Тарас Ткаченко. Поскребыши Ноя

Когда, уже на Арарате, драили палубу ковчега, выскребали все дальние уголки – даже под мышками слона посмотрели, то нашли там перекати-поле, что-то, клукебень. Оно было как проволока. Но состояло из слов. Ной взял ее с собой, вертел в руках, как головоломку, потом посадил на вершине. И вырос куст, и семена его по ветру долетели до Израиля, там дали род терновнику. И когда пришел Христос, солдаты рвали этот терн, сплетали из него венок, похожий на вопрос, надевали Ему на голову, и он впивался Ему в виски и Его мучил…

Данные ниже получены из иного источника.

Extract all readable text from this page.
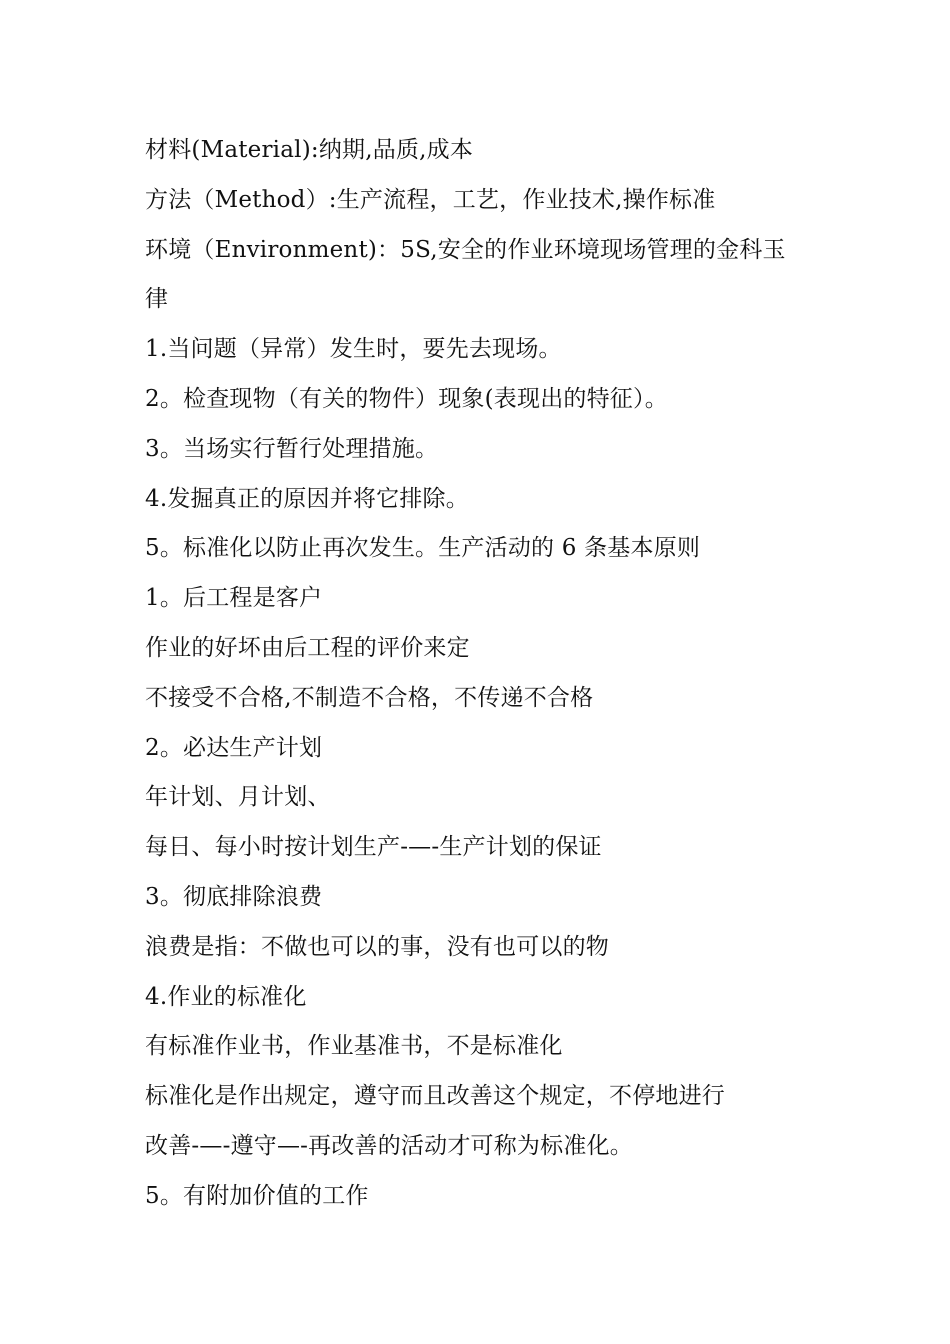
材料(Material):纳期,品质,成本
方法（Method）:生产流程，工艺，作业技术,操作标准
环境（Environment)：5S,安全的作业环境现场管理的金科玉
律
1.当问题（异常）发生时，要先去现场。
2。检查现物（有关的物件）现象(表现出的特征）。
3。当场实行暂行处理措施。
4.发掘真正的原因并将它排除。
5。标准化以防止再次发生。生产活动的 6 条基本原则
1。后工程是客户
作业的好坏由后工程的评价来定
不接受不合格,不制造不合格，不传递不合格
2。必达生产计划
年计划、月计划、
每日、每小时按计划生产-—-生产计划的保证
3。彻底排除浪费
浪费是指：不做也可以的事，没有也可以的物
4.作业的标准化
有标准作业书，作业基准书，不是标准化
标准化是作出规定，遵守而且改善这个规定，不停地进行
改善-—-遵守—-再改善的活动才可称为标准化。
5。有附加价值的工作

Здесь я соберу все, что спасу из записок в Контакте. Там страница, может быть, похерена, но пока не удалена. То, что получше, все будет здесь.

 

Вот мое мнение о Боге: лучше одно упражнение с разглядыванием свечи, чем десять страниц мудрых мыслей. Лучше одна мастерски написанная страница нот, чем все чувство ритма. Лучше одно изречение от души, чем три для красивой цифры. Лучше один удар по рогам, чтобы сбить фонарики, и тогда мы будем нагибаться и подбирать эти фонарики, в цветных тенях – где-нибудь в книге, всего лишь, и все же это красиво. Память, или тень, или благодарность – только, увы, не пизда – будут нам наградой.

 

Ты говоришь “Боже, дай мне силы”, но ведь это они и есть, Бог даёт, уже все отдал их тебе, чтобы ты смог не вмазать менту, которого сейчас подзовут на этом вокзале, чтобы ты скрепил стенки разума… Я уже не помню, что я хотел написать, кроме только этого: сон даёт передышку. Сладкий червячок себя вползает в себя же, но когда, как, закричал я сквозь сон, найти полный покой, полную свободу? В смерти; смерть – это окончательное возвращение к себе.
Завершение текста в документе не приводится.